- Directed by: Bharat Gaikwad
- Starring: Prashant Damle; Subodh Bhave; Sharad Ponkshe; Ashwini Ekbote;
- Cinematography: Anil Chandel
- Music by: Parth Bharat Thakkar
- Release date: 22 April 2016;
- Country: India
- Language: Marathi

= Bho Bho =

Bho Bho is a 2016 Indian Marathi-language film directed by Bharat Gaikwad, the film stars Prashant Damle, Subodh Bhave, Sharad Ponkshe and Ashwini Ekbote.
Parth Bharat Thakkar composed the music with cinematography by Anil Chandel. It was released theatrically on 22 April 2016.

==Synopsis==
After Professor Vinayak's wife is killed, their dog, Sandy, is found guilty.

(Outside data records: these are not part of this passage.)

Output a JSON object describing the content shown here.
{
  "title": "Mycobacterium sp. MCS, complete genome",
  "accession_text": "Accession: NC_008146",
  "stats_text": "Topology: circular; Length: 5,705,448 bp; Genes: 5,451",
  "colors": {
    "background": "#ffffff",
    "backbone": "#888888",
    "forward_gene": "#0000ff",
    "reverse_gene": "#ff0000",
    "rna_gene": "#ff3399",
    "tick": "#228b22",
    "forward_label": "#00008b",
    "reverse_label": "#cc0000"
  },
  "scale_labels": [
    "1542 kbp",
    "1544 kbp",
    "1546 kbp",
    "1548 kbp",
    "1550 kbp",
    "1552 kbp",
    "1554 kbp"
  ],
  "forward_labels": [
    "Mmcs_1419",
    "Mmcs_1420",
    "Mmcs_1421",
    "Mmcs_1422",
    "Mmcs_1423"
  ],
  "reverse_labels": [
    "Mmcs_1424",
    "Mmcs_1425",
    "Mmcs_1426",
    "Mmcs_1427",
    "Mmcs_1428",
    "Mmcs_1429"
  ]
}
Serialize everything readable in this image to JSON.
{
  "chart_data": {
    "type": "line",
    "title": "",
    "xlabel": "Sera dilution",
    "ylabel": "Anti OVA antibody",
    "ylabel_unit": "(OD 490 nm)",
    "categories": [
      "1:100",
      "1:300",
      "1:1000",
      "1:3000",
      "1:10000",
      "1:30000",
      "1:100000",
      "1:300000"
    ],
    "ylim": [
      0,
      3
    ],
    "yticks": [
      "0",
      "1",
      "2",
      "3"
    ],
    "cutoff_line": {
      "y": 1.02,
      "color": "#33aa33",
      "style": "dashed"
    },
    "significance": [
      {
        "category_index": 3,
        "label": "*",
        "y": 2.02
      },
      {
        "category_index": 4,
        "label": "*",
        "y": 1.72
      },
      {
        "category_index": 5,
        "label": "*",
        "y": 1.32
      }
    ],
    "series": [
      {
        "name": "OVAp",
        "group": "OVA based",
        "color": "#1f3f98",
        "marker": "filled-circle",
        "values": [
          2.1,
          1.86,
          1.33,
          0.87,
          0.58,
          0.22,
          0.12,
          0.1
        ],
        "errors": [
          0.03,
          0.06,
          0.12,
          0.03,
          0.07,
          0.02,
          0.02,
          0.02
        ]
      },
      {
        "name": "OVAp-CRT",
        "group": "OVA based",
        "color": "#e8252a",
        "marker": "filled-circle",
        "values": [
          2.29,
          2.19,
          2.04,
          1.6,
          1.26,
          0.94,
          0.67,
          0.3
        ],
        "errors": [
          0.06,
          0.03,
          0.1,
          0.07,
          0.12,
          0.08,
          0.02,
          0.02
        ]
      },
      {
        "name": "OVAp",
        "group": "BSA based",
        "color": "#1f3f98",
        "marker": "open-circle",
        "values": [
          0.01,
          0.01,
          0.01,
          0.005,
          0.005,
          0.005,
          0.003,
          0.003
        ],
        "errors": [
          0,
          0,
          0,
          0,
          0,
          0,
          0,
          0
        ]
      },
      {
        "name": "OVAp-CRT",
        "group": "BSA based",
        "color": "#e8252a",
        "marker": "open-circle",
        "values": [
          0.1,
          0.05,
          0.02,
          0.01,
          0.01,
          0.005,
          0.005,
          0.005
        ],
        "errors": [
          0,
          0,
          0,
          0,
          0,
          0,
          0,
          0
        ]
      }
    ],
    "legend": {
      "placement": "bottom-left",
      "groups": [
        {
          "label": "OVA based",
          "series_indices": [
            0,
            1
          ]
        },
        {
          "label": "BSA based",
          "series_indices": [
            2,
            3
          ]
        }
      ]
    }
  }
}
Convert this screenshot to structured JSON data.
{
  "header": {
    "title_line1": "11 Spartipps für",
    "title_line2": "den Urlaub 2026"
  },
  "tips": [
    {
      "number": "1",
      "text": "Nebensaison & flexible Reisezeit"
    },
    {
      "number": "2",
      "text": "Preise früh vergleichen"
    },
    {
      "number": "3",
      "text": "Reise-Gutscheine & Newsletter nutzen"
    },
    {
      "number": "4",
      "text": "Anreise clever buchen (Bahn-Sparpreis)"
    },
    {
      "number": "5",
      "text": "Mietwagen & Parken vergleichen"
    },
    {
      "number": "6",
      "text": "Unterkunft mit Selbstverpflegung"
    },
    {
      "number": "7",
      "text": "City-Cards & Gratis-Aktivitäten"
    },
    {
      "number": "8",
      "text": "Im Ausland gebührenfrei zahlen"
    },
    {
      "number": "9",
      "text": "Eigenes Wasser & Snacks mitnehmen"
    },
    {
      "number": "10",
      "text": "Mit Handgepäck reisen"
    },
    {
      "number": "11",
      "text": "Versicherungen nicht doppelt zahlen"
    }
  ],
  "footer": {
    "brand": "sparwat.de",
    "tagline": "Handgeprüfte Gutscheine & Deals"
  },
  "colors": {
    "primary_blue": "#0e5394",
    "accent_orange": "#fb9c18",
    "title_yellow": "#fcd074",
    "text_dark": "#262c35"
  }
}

However, the wife's insurance company hires a private detective, Venkatesh Bhonde, to find the truth behind the murder.

==Cast==
- Prashant Damle
- Subodh Bhave
- Sharad Ponkshe
- Ashwini Ekbote
- Saurabh Gokhale
- Sanjay Mone
- Kishore Chougule
- Anuja Sathe

==Reception==
===Critical response===
A reviewer of Loksatta Wrote "There are many things in the film that are logically flawed. Bhonde's easy entry into Bhandarkar's house, easy stealing of Vikram's mobile and taking away the data from it, sudden appearance of the suit used during the murder to the children playing does not meet the level of logic. Therefore, it would be appropriate to watch 'Bho Bho' from this point of view, a film that tells a different story of dog love against the backdrop of a mysterious fold". Ganesh Matkari from Pune Mirror Says "In spite of the theme being unusual in Marathi films, Bho Bho is extremely predictable as far as the mysteries go, even based on the character types". Saumitra Pote from Maharashtra Times wrote "Overall, the story is the backbone of the film. If only the script and dialogues had been written instead of the straight path and taken a roundabout way, the shock technique would have been more effective". Mihir Bhanage from The Times of India wrote "The film scores brownie points in its concept and the portrayal of cute dogs, but with a more gripping narrative, 'Bho Bho' could’ve been much better".